22 settembre 2020
Aggiornato 16:30
Sicurezza

Borseggiano donna che torna dall'udienza del Papa, arrestate

Le tre ladre domiciliata al campo rom de La Monachina: "Nella Capitale dei grillini i rom rubano anche sotto gli occhi del Papa" ha dichiarato Ghera (Fdi)

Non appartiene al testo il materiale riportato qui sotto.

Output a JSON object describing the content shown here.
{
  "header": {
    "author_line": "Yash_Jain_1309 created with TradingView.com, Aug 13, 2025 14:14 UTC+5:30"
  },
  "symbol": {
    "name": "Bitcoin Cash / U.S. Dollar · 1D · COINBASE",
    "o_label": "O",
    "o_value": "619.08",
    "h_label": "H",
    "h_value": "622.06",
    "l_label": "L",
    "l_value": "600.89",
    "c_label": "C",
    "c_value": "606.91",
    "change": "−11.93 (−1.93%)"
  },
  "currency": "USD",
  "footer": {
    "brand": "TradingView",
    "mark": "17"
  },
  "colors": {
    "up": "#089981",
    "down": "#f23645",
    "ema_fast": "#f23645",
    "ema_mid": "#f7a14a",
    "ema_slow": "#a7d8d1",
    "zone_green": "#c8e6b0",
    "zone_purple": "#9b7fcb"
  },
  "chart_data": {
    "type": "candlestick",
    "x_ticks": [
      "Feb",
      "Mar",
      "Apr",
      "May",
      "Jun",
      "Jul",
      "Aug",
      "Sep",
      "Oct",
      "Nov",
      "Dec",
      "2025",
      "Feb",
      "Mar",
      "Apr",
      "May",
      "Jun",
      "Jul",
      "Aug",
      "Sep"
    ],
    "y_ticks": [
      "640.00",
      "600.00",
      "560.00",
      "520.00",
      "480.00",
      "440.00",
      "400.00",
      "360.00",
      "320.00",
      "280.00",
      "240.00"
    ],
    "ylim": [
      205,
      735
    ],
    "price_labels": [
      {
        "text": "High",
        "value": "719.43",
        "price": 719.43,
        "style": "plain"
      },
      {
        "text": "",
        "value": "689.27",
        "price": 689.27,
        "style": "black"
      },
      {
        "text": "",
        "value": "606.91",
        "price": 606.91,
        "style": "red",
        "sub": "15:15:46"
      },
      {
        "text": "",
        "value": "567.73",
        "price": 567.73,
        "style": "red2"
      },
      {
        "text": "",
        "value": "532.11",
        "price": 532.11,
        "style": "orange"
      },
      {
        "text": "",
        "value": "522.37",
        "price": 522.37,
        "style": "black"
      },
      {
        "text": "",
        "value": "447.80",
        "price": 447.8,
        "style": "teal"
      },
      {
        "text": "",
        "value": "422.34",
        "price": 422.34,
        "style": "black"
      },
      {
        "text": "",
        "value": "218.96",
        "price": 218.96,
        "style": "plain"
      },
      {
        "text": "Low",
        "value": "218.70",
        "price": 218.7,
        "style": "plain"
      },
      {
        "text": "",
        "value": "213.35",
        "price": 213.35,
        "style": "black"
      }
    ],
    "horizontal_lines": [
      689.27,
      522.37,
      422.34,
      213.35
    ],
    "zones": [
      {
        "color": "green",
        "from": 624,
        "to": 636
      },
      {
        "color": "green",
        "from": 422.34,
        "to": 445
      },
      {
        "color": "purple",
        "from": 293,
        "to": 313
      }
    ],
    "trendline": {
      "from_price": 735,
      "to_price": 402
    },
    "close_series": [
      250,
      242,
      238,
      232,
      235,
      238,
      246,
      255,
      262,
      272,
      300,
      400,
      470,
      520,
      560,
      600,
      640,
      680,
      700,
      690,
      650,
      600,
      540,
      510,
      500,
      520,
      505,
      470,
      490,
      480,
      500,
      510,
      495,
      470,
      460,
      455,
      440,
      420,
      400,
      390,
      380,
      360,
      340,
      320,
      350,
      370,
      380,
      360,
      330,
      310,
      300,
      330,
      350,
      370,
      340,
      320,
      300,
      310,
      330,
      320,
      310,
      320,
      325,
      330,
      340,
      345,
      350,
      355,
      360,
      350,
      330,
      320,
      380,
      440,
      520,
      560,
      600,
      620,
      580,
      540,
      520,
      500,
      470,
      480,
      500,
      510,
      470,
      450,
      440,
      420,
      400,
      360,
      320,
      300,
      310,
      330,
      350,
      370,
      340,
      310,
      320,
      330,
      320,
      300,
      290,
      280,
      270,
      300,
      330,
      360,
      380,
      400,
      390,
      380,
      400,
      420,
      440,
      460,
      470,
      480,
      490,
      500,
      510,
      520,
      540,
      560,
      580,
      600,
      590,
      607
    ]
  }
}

ROMA – Aveva appena partecipato all'udienza del Santo Padre in piazza San Pietro e, mentre tornava verso il suo hotel, è stato vittima del furto del portafogli. Le ladre, di 20, 30 e 31 anni, tutte domiciliate al campo nomadi "La Monachina" e con precedenti, sono state però arrestate dai Carabinieri della Stazione Roma Madonna del Riposo con l'accusa di tentato furto aggravato in concorso. «Nomadi liberi di derubare sotto gli occhi del pontefice» è stata l’accusa del capogruppo di Fratelli d’Italia in Campidoglio, Fabrizio Ghera.

Porta Cavalleggeri
La vittima, un turista messicano di 34 anni, lasciata piazza San Pietro, mentre percorreva via di Porta Cavalleggeri è stato circondato dalle malviventi che hanno agito indisturbate, riuscendo a sfilare il portafoglio dalla tasca del cappotto dell'uomo, grazie alla presenza dei molti fedeli e turisti che defluivano dopo l'udienza. I Carabinieri, che transitavano in quel momento lungo la via, hanno notato la scena e sono intervenuti immediatamente bloccandole e recuperando anche l'intera refurtiva. Dopo l'arresto sono state portate in caserma e trattenute in attesa di essere condotte presso il Tribunale di Roma per la celebrazione del rito direttissimo.

Donne rom con precedenti
"Nella Capitale governata dai grillini i rom rubano anche sotto gli occhi del Papa. Stamane un fedele, turista messicano, che aveva partecipato all'udienza del Santo Padre in piazza San Pietro è stato derubato da tre donne nomadi tutte con precedenti e domiciliate al campo 'La Monachina'. Sui campi rom si registra l'ennesimo fallimento della Giunta Raggi, con i villaggi ancora in piedi e dopo aver istituzionalizzato il buono casa per i nomadi, lasciando centinaia di famiglie romane senza un tetto, i 5 Stelle hanno pensato di poterli rimpatriare dandogli anche un bell'assegno di 10 mila euro o un biglietto aereo più l'affitto per un paio di anni nel paese di origine".